Walkenhorst Bei der Finanzierung brauchen wir eine faire Lastenvertei­lung. Da sind wir wieder beim Thema Augenhöhe. In den vergangenen Jahren ist eine deutliche Schieflage zulasten der Beitragszahlerinnen und ­-zahler entstanden, die vor al­lem durch höhere Beiträge die poli­tisch gemachten Löcher in der GKV stopfen und die Belastungen damit Schultern sollen. Das kann so nicht weitergehen. Unter anderem muss der Staat endlich auskömmliche Bei­träge für Empfängerinnen und Emp­fänger von Bürgergeld zahlen – ak­tuell zahlt er viel zu wenig, nur etwa ein Drittel der benötigten Summe. Es ist nicht gerecht, dass die Beitrags­zahlerinnen und -zahler hier eine fi­nanzielle Aufgabe übernehmen, die ganz klar beim Staat liegt.

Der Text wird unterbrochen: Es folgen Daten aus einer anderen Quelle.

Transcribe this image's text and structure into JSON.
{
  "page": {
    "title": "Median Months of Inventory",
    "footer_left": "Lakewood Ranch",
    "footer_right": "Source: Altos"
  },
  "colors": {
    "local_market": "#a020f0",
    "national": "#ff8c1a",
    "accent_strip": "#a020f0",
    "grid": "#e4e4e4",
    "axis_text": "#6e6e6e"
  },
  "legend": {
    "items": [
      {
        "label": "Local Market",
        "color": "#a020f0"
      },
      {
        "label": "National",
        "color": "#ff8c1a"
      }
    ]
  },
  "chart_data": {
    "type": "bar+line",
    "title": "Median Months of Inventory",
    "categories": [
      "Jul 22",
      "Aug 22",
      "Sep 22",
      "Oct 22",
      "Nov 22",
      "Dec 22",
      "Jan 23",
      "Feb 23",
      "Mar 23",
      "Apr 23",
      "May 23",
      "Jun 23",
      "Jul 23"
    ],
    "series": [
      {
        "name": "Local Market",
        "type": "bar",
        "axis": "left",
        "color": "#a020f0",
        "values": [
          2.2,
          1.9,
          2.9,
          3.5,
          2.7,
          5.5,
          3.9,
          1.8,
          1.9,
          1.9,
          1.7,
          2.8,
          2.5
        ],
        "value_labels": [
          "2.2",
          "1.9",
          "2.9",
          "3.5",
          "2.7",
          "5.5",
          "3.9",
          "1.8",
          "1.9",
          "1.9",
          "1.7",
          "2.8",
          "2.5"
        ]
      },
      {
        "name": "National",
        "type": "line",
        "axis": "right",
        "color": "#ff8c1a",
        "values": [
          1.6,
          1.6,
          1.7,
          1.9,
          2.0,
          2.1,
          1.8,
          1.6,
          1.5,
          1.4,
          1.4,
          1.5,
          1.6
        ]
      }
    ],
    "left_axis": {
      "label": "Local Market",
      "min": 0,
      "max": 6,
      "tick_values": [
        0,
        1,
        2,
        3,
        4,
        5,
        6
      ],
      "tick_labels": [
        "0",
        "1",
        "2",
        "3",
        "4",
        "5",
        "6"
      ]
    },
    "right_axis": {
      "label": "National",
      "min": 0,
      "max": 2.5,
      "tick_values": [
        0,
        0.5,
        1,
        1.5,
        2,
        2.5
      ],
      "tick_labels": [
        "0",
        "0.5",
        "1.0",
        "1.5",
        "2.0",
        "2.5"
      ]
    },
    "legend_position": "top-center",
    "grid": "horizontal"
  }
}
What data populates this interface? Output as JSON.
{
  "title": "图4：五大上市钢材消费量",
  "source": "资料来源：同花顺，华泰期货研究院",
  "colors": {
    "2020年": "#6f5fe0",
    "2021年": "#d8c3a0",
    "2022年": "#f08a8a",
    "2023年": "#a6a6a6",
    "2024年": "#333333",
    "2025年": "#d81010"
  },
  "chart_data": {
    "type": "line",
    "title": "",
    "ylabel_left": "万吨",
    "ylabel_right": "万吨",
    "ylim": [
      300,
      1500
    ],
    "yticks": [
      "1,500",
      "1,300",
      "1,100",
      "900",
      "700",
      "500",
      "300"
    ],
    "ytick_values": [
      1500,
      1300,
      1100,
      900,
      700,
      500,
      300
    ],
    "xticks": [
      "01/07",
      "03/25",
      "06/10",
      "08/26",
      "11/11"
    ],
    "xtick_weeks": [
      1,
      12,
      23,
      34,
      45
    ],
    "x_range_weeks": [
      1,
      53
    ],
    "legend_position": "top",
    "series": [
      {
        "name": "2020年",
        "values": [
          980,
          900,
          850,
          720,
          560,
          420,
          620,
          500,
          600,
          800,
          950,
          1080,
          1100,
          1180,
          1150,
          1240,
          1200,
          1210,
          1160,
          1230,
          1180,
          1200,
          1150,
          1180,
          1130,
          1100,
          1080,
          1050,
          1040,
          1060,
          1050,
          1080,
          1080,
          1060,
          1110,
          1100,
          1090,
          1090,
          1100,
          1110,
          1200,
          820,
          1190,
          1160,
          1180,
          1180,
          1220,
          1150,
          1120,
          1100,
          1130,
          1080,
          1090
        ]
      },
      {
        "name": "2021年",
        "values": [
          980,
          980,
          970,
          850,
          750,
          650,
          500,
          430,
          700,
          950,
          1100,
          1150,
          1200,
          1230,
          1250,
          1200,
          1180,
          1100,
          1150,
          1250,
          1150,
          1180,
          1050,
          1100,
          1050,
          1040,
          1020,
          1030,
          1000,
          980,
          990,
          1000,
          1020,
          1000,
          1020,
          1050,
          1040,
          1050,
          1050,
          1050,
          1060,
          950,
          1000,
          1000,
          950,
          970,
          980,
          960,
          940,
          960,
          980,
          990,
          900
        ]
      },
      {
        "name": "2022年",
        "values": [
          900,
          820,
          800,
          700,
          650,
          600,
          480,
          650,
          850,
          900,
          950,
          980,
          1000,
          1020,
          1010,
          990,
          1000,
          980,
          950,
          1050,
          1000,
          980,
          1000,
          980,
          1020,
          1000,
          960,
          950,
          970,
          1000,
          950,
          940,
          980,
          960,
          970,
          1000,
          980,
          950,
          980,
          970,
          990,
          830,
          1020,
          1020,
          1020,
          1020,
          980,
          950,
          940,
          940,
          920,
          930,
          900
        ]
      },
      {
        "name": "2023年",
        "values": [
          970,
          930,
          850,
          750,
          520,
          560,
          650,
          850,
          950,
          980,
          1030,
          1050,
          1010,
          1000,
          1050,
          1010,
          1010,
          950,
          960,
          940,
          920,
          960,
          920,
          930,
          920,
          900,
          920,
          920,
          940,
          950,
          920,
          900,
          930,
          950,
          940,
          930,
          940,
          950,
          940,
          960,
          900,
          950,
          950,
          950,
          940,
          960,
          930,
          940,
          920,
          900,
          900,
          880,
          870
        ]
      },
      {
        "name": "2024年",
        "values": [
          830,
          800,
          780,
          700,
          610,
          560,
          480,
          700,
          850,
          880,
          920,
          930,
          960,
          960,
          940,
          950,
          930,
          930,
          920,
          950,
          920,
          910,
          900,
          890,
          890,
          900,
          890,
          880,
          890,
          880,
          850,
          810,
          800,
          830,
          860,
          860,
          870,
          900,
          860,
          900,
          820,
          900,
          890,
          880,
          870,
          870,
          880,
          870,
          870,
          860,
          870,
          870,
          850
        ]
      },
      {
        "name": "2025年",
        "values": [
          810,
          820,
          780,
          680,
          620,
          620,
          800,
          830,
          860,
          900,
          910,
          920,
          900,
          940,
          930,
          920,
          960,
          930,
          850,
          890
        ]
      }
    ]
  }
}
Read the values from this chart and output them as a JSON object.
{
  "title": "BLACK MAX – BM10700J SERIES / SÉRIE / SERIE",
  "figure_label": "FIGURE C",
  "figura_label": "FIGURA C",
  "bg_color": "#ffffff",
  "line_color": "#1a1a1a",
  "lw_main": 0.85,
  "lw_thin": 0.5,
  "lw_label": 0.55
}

Ballast Bei der Krankenhausreform – dem politischen Mammutprojekt dieser Legislaturperiode – wird ganz konkret mehr Qualität in der Versor­gung und eine konsequentere Aus­richtung am tatsächlichen Bedarf benötigt. Eine solche Strukturverän­derung ist nicht einfach und ruft na­türlich Widerstände hervor. Das darf die Politik aber nicht zum Weg des geringsten Widerstands verleiten.

Baas Wir brauchen verbindliche und klare Qualitätskriterien für die Versorgung. Patientinnen und Pati­enten müssen sich darauf verlassen können, dass, wenn eine Klinik eine Behandlung anbietet, auch die not­wendige Expertise vorhanden ist. Und die Beitragszahlerinnen und -­zahler müssen sich darauf verlas­sen können, dass sie ausschließlich bedarfsnotwendige Strukturen finan­zieren. Diese Ziele dürfen wir nicht verwässern, denn so schnell wird es keine weitere Reform geben. Diese Chance darf nicht vertan werden.